A moment's idle chatter with his friend Pepe Reina and then Luis Suarez was off, walking into the moment which shames the proud name of his club and left those with the job of preserving it shaking their heads in what looked like disbelief.
The principles which Suarez's manager, Kenny Dalglish, wanted to restore when he returned to the manager's role on this ground, 13 months ago, are known around Anfield as the Liverpool Way and involve quietly and assuredly getting on with the business of success as they did when the club's No 7 jersey was feared across the land.
But the current custodian of the shirt is destroying any attempt to instil the virtues of the past. Yesterday was the day when Liverpool, whatever the lingering frustrations of the race case, needed to put the controversy behind them and, as Dalglish said in the statement that the club purposefully issued early on Wednesday evening, draw a line.
That same statement offered the assurance that Suarez would shake Patrice Evra's hand. In an infantile refusal to do so, he denied his club any right to indignation about what has occurred in the past four months.
Dalglish must take responsibility for this because he has contributed to Suarez's inability to let go. The Liverpool manager's declaration, after Suarez's return against Tottenham last Monday, that the player should not have been banned served only to perpetuate a sense in Suarez that – to coin a United anthem – "it's never your fault". Forces of reason at Liverpool are working hard to restore a reputation.
The managing director Ian Ayre's acknowledgement that the club was damaged by the race case was another attempt to draw a line. But Dalglish is in charge and Suarez is still going rogue.
Yesterday morning was a time to sit him down and instruct him that Evra's hand was to be accepted at all costs, though it is hard to imagine that Dalglish's relationship with Suarez encompasses that level of honesty. The T-shirts and the tantrums might have made the player feel the Liverpool love but when the moment came to move on, he undermined his manager's undertaking.
Dalglish was confronted with this fact, in an unflinching post-match interview by Sky Television's Geoff Shreeves.

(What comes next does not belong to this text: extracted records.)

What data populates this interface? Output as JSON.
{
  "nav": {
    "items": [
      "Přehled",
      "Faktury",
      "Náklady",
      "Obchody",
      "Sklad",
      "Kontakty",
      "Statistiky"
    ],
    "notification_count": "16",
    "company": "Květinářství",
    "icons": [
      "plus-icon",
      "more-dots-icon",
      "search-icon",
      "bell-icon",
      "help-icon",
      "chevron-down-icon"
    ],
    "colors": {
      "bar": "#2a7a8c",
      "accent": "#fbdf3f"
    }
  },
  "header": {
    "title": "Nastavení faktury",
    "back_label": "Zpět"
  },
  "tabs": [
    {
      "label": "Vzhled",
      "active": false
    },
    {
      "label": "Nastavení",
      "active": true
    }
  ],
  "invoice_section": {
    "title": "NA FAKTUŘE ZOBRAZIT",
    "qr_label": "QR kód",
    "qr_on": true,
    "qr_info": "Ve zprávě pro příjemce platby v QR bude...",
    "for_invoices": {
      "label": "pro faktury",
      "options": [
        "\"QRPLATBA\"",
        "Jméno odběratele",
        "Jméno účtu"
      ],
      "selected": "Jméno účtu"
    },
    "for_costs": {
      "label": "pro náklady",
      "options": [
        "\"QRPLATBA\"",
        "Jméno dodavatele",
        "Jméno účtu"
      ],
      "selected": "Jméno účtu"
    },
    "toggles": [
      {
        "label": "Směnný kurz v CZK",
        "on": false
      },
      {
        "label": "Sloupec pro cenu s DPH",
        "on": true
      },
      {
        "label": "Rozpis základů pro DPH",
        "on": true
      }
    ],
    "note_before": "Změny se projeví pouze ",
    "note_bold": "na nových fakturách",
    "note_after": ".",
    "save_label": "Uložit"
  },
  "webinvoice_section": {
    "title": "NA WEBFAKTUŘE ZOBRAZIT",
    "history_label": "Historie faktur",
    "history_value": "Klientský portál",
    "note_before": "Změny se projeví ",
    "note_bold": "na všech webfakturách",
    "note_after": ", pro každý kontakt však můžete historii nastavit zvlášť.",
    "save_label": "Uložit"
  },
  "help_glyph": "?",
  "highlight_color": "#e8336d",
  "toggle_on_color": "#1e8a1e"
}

It was to Shreeves' credit that he did not allow the manager any obfuscations. It was an uncomfortable encounter.
Dalglish's attempt at justification left him beginning to look destabilised by this situation. The only mitigation the club could offer for Suarez's conduct last night was that he had not withdrawn a hand – merely refused to offer one – but it was all pretty slim. The feeling is that Liverpool's American owners, who have maintained a steely silence on this issue, are less than comfortable.
There was a fairly long wait in Old Trafford's press conference room to see if Dalglish might emerge to talk, though for those with his interests at heart it was a mercy that he did not show up. Dalglish's rationale for stepping straight on to the team bus was that since Sir Alex Ferguson does not appear before the press after games, it was easier to justify his absence. There was certainly nothing he could have usefully added to a dismal day for the reputation of football, on which Suarez provided the preface for a ritual trading of vitriol. "One lying bastard..." "Luis Suarez, you know what you are..."
The miracle was that Suarez was in a fit state to contribute anything at all. His head was so scrambled by the time he slammed a ball into the stand before half-time that removing him felt like the most reasonable option – though the loss of face removed that option.
You wondered what he might have done with a clear head, when he was deeply involved in Liverpool's goal – winning the free-kick that Charlie Adam lofted over Jonny Evans and collecting the rebound.
The afternoon's last spectacle was as dreary as the one which started it – Evra racing around the Liverpool fans – but United took a moral victory. "Patrice told me he wanted to keep his dignity and shake hands," Ferguson said, never one to pass up the chance to twist a knife.